How are spaces and empty lines processed by long commands (i.e., those that do not accept paragraph breaks inside)? Are there different space tokens aside from " " and an empty line? It appears that an empty line counts as exactly one empty argument:

\documentclass{article}

\newcommand{\oneArg}[1]{}
\newcommand{\twoArgs}[2]{}
\newcommand{\threeArgs}[3]{}

\begin{document}

\indent
A \oneArg

B

% output:
% A B


A \twoArgs

B

C

% output:
% A
% C

A \threeArgs

B

C

% output:
% A C

\end{document}

And is there anything special one needs to know about math mode in this regard?

One pointer: Some relevant information is in this question, especially this discussion thread about \somecommand * being legal LaTeX.


Addendum: An interesting detail about short macros (those defined for example with \newcommand*): If I add \newcommand*{\noPar}[1]{#1} to my source code and try to compile an additional codechunk

\noPar{
A \threeArgs

B

C
}

the compiler will throw an error. As this is semantically not a paragraph break, the long-short distinction between commands should probably be described in terms of empty lines, not paragraph breaks. Or not?

Best Answer

The answer to the question in the title is technically "they are not processed" but I don't think that's the answer you want.

If you modify your definitions to

\newcommand{\oneArg}[1]{\long\def\a{[#1]}\typeout{\meaning\a}}
\newcommand{\twoArgs}[2]{\long\def\a{[#1][#2]}\typeout{\meaning\a}}
\newcommand{\threeArgs}[3]{\long\def\a{[#1][#2][#3]}\typeout{\meaning\a}}

you will see

\long macro:->[\par ]
\long macro:->[\par ][B]
\long macro:->[\par ][B][\par ]

Assuming normal catcodes are in force a blank line is turned by TeX into the token \par (literally the command name token \par not the primitive paragraph end function) It does this at a very early stage as characters are being tokenised, so before any token lists are passed to a macro.

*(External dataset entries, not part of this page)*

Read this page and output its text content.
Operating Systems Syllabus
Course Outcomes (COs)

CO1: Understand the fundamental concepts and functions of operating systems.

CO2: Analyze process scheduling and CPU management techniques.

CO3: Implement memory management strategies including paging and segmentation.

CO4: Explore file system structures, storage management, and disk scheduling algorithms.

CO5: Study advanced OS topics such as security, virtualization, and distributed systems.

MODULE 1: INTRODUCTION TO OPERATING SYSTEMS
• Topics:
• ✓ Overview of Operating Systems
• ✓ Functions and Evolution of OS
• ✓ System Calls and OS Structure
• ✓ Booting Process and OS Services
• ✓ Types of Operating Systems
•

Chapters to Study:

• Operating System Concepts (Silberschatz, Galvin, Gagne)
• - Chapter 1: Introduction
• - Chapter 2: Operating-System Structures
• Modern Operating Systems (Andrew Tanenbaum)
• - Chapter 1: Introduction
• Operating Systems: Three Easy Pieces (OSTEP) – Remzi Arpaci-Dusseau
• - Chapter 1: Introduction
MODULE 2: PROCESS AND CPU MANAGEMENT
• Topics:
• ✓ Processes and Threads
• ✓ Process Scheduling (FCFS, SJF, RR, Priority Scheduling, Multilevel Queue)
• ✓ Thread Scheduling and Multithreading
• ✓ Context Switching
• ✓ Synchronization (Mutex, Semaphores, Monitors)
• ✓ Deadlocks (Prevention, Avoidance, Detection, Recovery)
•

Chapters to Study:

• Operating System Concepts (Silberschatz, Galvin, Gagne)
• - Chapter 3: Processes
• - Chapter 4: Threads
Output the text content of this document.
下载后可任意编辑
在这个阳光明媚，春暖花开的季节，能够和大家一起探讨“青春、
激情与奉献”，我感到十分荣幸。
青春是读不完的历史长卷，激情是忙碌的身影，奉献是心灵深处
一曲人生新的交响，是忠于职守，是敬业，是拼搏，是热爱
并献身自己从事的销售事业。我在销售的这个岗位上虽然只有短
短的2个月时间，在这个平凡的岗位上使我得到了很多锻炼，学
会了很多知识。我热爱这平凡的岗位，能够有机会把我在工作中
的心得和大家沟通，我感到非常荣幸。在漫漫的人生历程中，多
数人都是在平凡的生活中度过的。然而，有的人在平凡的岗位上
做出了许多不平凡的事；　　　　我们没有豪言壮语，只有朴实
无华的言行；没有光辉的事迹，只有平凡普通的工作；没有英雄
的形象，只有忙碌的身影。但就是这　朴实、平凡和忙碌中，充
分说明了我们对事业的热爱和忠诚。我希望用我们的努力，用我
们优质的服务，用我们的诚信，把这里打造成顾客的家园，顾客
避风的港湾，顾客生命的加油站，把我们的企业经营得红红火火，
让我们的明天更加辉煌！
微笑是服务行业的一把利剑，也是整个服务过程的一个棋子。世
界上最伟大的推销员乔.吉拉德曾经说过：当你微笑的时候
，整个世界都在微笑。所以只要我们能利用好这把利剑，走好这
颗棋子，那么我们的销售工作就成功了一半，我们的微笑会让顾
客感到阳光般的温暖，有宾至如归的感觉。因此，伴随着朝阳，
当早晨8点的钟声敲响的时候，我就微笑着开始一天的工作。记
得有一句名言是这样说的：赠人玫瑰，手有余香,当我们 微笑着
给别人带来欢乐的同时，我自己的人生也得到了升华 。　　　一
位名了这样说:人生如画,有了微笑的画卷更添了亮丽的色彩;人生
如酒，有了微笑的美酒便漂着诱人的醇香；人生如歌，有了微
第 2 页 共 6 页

So a macro never sees a blank line in its argument. The behaviour is always as if you replace the blank line by \par in the input file.

Space tokens are similarly processed at this early stage. Spaces at the end of the line and the beginning of the next are discarded and never tokenised at all so macros have no record of them. (You can not prevent the discarding of space at the end of the line even if you change the catcode of space) and runs of spaces characters only produce one space token. It is the tokens not the file characters that are passed to a macro.

If you have non-delimited arguments as in your example any spaces tokens are skipped while looking for the argument, if you want a space to be the argument you need { }. \par can be an undelimited argument if the macro is \long or an error otherwise.